Open marboe123 opened 1 year ago

marboe123 commented 1 year ago

Hello,

I receive the error above after I use this command:

shap_values <- fastshap::explain(model_n, X = trainval, exact = TRUE)

model_n is a multiclassification model fitted with xgboost. trainval is my train-data

When I run this set-up for binary classification, the shap values are calculated correctly. When I run this set-up for multiclass classification, the error above is generated.

Do you have any idea what can be the cause?

Thanks a lot!

marboe123 commented 1 year ago

ps:

If I use the package SHAPforxgboost to calculate the shap values, I also receive an error:

Error in `colnames<-`(`*tmp*`, value = c(colnames(X_train), "BIAS")) : 
  attempt to set 'colnames' on an object with less than two dimensions

There are several other users who have the same error as well as can be seen at the bottem of this post:

https://liuyanguu.github.io/post/2019/07/18/visualization-of-shap-for-xgboost/

And here:

https://github.com/liuyanguu/SHAPforxgboost/issues/35

Maybe this could be an indication of the rootcause of the error.

Thank you.

bgreenwell commented 1 year ago

@marboe123 Can you show what the output is from calling predict(mymodel, newdata = data, predcontrib = TRUE)? I suspect XGBoost returns a list or an array (one element for each class) in the multiclass case. If so, should be a simple fix.
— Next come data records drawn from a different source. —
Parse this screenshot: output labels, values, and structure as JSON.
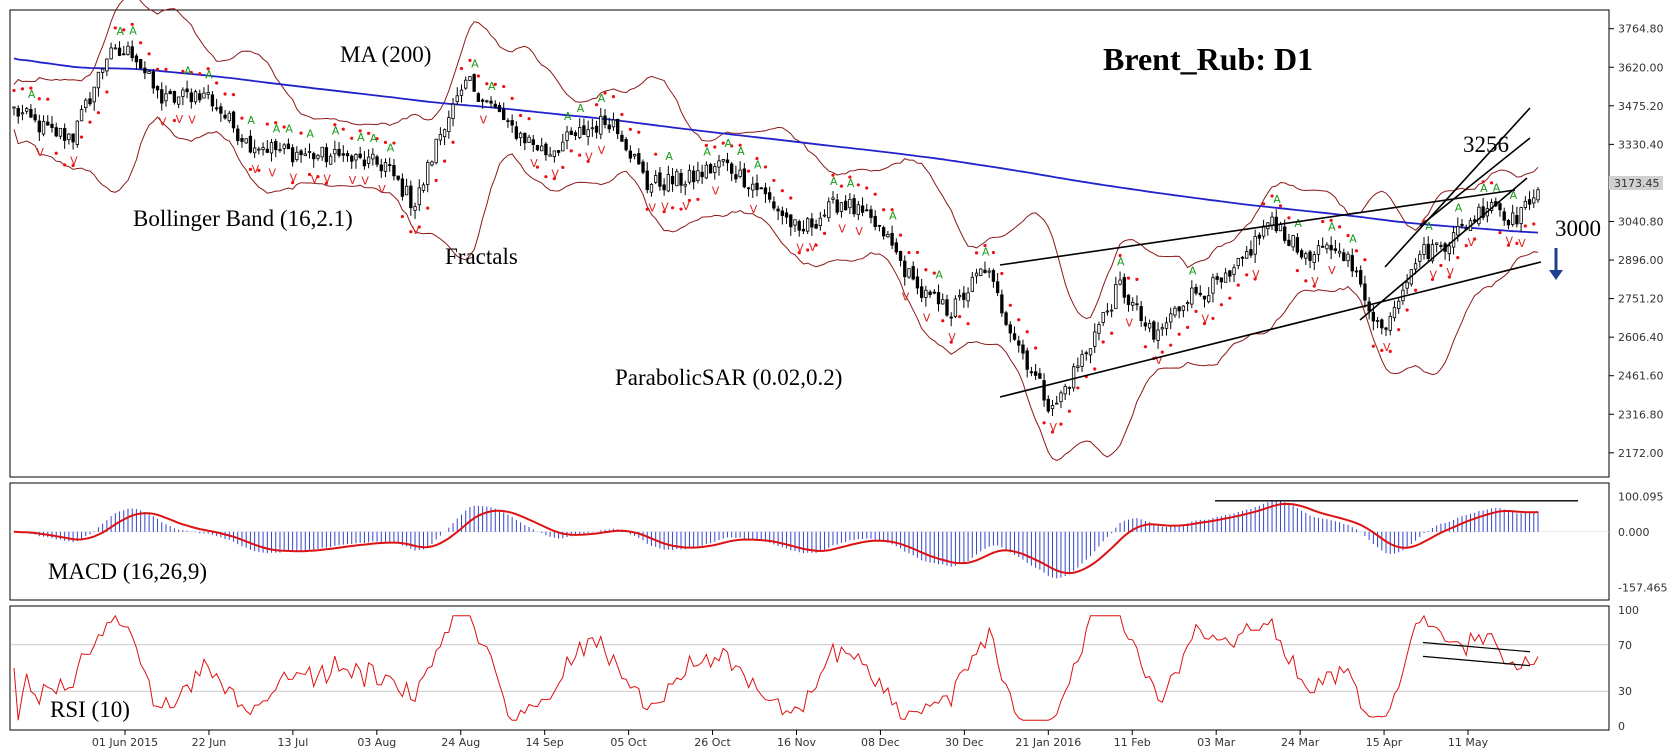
{
  "chart_data": {
    "type": "candlestick",
    "title": "Brent_Rub: D1",
    "instrument": "Brent_Rub",
    "timeframe": "D1",
    "indicator_labels": {
      "ma": "MA (200)",
      "bollinger": "Bollinger Band (16,2.1)",
      "fractals": "Fractals",
      "sar": "ParabolicSAR (0.02,0.2)",
      "macd": "MACD (16,26,9)",
      "rsi": "RSI (10)"
    },
    "annotations": {
      "resistance_label": "3256",
      "support_label": "3000",
      "last_price_label": "3173.45"
    },
    "price_axis": {
      "ticks": [
        "3764.80",
        "3620.00",
        "3475.20",
        "3330.40",
        "3185.60",
        "3040.80",
        "2896.00",
        "2751.20",
        "2606.40",
        "2461.60",
        "2316.80",
        "2172.00"
      ],
      "ylim": [
        2100,
        3820
      ]
    },
    "macd_axis": {
      "ticks": [
        "100.095",
        "0.000",
        "-157.465"
      ],
      "ylim": [
        -185,
        130
      ]
    },
    "rsi_axis": {
      "ticks": [
        "100",
        "70",
        "30",
        "0"
      ],
      "ylim": [
        0,
        100
      ]
    },
    "x_ticks": [
      "01 Jun 2015",
      "22 Jun",
      "13 Jul",
      "03 Aug",
      "24 Aug",
      "14 Sep",
      "05 Oct",
      "26 Oct",
      "16 Nov",
      "08 Dec",
      "30 Dec",
      "21 Jan 2016",
      "11 Feb",
      "03 Mar",
      "24 Mar",
      "15 Apr",
      "11 May"
    ],
    "close_path": [
      {
        "i": 0,
        "c": 3460
      },
      {
        "i": 8,
        "c": 3380
      },
      {
        "i": 14,
        "c": 3360
      },
      {
        "i": 22,
        "c": 3660
      },
      {
        "i": 28,
        "c": 3680
      },
      {
        "i": 35,
        "c": 3490
      },
      {
        "i": 45,
        "c": 3530
      },
      {
        "i": 55,
        "c": 3340
      },
      {
        "i": 65,
        "c": 3300
      },
      {
        "i": 78,
        "c": 3280
      },
      {
        "i": 88,
        "c": 3250
      },
      {
        "i": 95,
        "c": 3100
      },
      {
        "i": 102,
        "c": 3420
      },
      {
        "i": 108,
        "c": 3560
      },
      {
        "i": 118,
        "c": 3390
      },
      {
        "i": 126,
        "c": 3300
      },
      {
        "i": 135,
        "c": 3380
      },
      {
        "i": 142,
        "c": 3430
      },
      {
        "i": 150,
        "c": 3180
      },
      {
        "i": 160,
        "c": 3200
      },
      {
        "i": 168,
        "c": 3260
      },
      {
        "i": 176,
        "c": 3170
      },
      {
        "i": 186,
        "c": 3000
      },
      {
        "i": 196,
        "c": 3120
      },
      {
        "i": 206,
        "c": 3000
      },
      {
        "i": 214,
        "c": 2780
      },
      {
        "i": 222,
        "c": 2700
      },
      {
        "i": 230,
        "c": 2870
      },
      {
        "i": 236,
        "c": 2640
      },
      {
        "i": 246,
        "c": 2330
      },
      {
        "i": 254,
        "c": 2560
      },
      {
        "i": 262,
        "c": 2800
      },
      {
        "i": 270,
        "c": 2600
      },
      {
        "i": 278,
        "c": 2760
      },
      {
        "i": 288,
        "c": 2820
      },
      {
        "i": 298,
        "c": 3060
      },
      {
        "i": 306,
        "c": 2890
      },
      {
        "i": 314,
        "c": 2960
      },
      {
        "i": 324,
        "c": 2630
      },
      {
        "i": 332,
        "c": 2910
      },
      {
        "i": 340,
        "c": 2970
      },
      {
        "i": 350,
        "c": 3120
      },
      {
        "i": 356,
        "c": 3030
      },
      {
        "i": 360,
        "c": 3160
      }
    ]
  }
}
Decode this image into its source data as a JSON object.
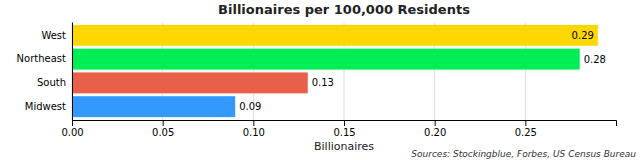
{
  "chart_data": {
    "type": "bar",
    "orientation": "horizontal",
    "title": "Billionaires per 100,000 Residents",
    "xlabel": "Billionaires",
    "annotations": [
      "Sources: Stockingblue, Forbes, US Census Bureau"
    ],
    "categories": [
      "Midwest",
      "South",
      "Northeast",
      "West"
    ],
    "values": [
      0.09,
      0.13,
      0.28,
      0.29
    ],
    "colors": [
      "#3399FF",
      "#E8604A",
      "#00EE55",
      "#FFD700"
    ],
    "xlim": [
      0,
      0.3
    ],
    "xticks": [
      {
        "value": 0.0,
        "label": "0.00"
      },
      0.05,
      {
        "value": 0.1,
        "label": "0.10"
      },
      0.15,
      {
        "value": 0.2,
        "label": "0.20"
      },
      0.25
    ],
    "grid": true,
    "data_labels": true
  }
}
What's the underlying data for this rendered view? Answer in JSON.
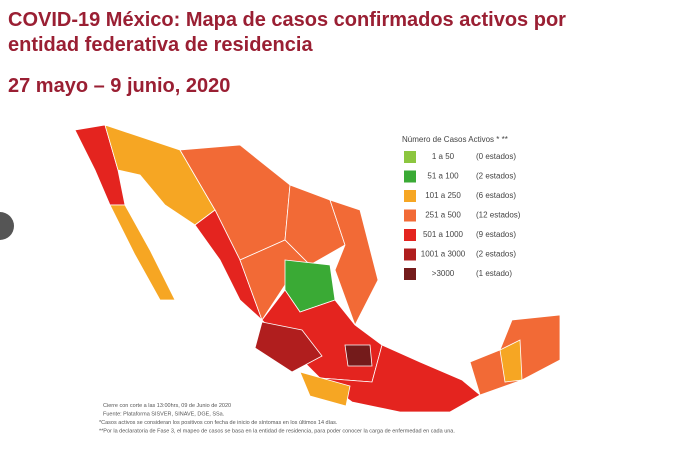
{
  "header": {
    "title_line1": "COVID-19 México: Mapa de casos confirmados activos por",
    "title_line2": "entidad federativa de residencia",
    "date": "27 mayo – 9 junio, 2020"
  },
  "legend": {
    "title": "Número de Casos Activos * **",
    "items": [
      {
        "range": "1 a 50",
        "count": "(0 estados)",
        "color": "#8cc63f"
      },
      {
        "range": "51 a 100",
        "count": "(2 estados)",
        "color": "#3aaa35"
      },
      {
        "range": "101 a 250",
        "count": "(6 estados)",
        "color": "#f6a623"
      },
      {
        "range": "251 a 500",
        "count": "(12 estados)",
        "color": "#f26a36"
      },
      {
        "range": "501 a 1000",
        "count": "(9 estados)",
        "color": "#e4241f"
      },
      {
        "range": "1001 a 3000",
        "count": "(2 estados)",
        "color": "#b01e1e"
      },
      {
        "range": ">3000",
        "count": "(1 estado)",
        "color": "#741b1b"
      }
    ]
  },
  "notes": [
    "Cierre con corte a las 13:00hrs, 09 de Junio de 2020",
    "Fuente: Plataforma SISVER, SINAVE, DGE, SSa.",
    "*Casos activos se consideran los positivos con fecha de inicio de síntomas en los últimos 14 días.",
    "**Por la declaratoria de Fase 3, el mapeo de casos se basa en la entidad de residencia, para poder conocer la carga de enfermedad en cada una."
  ]
}
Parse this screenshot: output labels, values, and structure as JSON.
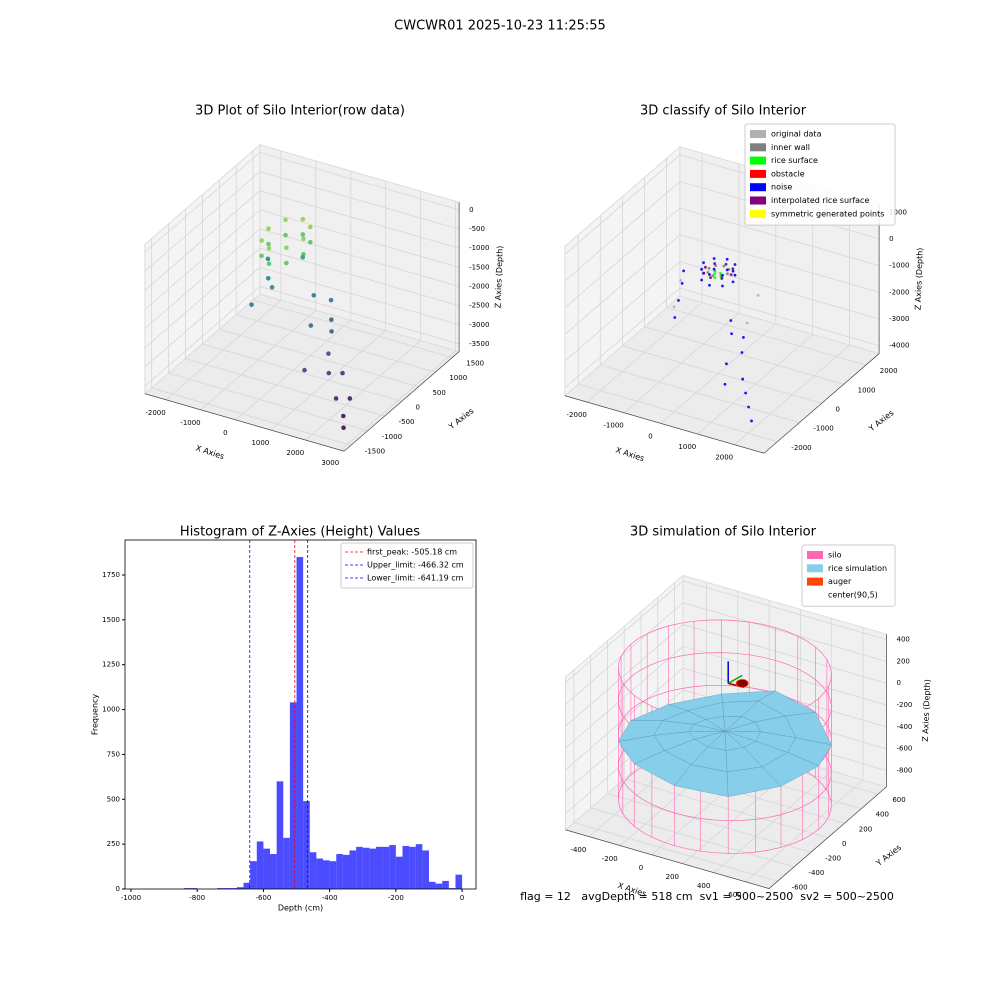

marboe123 commented 1 year ago

@bgreenwell thank you for your response! The output is : image

If I look into the lists I see BIAS, BIAS.1, BIAS.2 and similar for my variables: x, x.1, x.2 etc.

Are these the shap values I can use if the shap values at itself are sufficient for me?

bgreenwell commented 1 year ago

Yes! I’ll fix the package to account for multi class models. But here you have a list with one component of Shapley values for each of your three class outcomes. In the binary case you really only need one. I’ll leave this issue open until I can get a fix, but those are exactly what you’re looking for!

marboe123 commented 1 year ago

That is great. I have already been testing with predict(mymodel, newdata = data, predcontrib = TRUE). Initially I did xgboost hyperparameter tuning on binary classification with fastshap-shapvalues with a 6GB GPU. This resulted in out of memory errors sometimes. Next I moved to a 24GB GPU and I had no memory errors anymore. Currently I changed to multiclass with shapvalues based on predict(mymodel, newdata = data, predcontrib = TRUE) and I do experience the memory limit error again. Do you think it is possible that fastshap does need less memory than the predict method or is this not possible? I will test my multiclass script without shapvalues as well to see if it will run without memory errors. Thanks!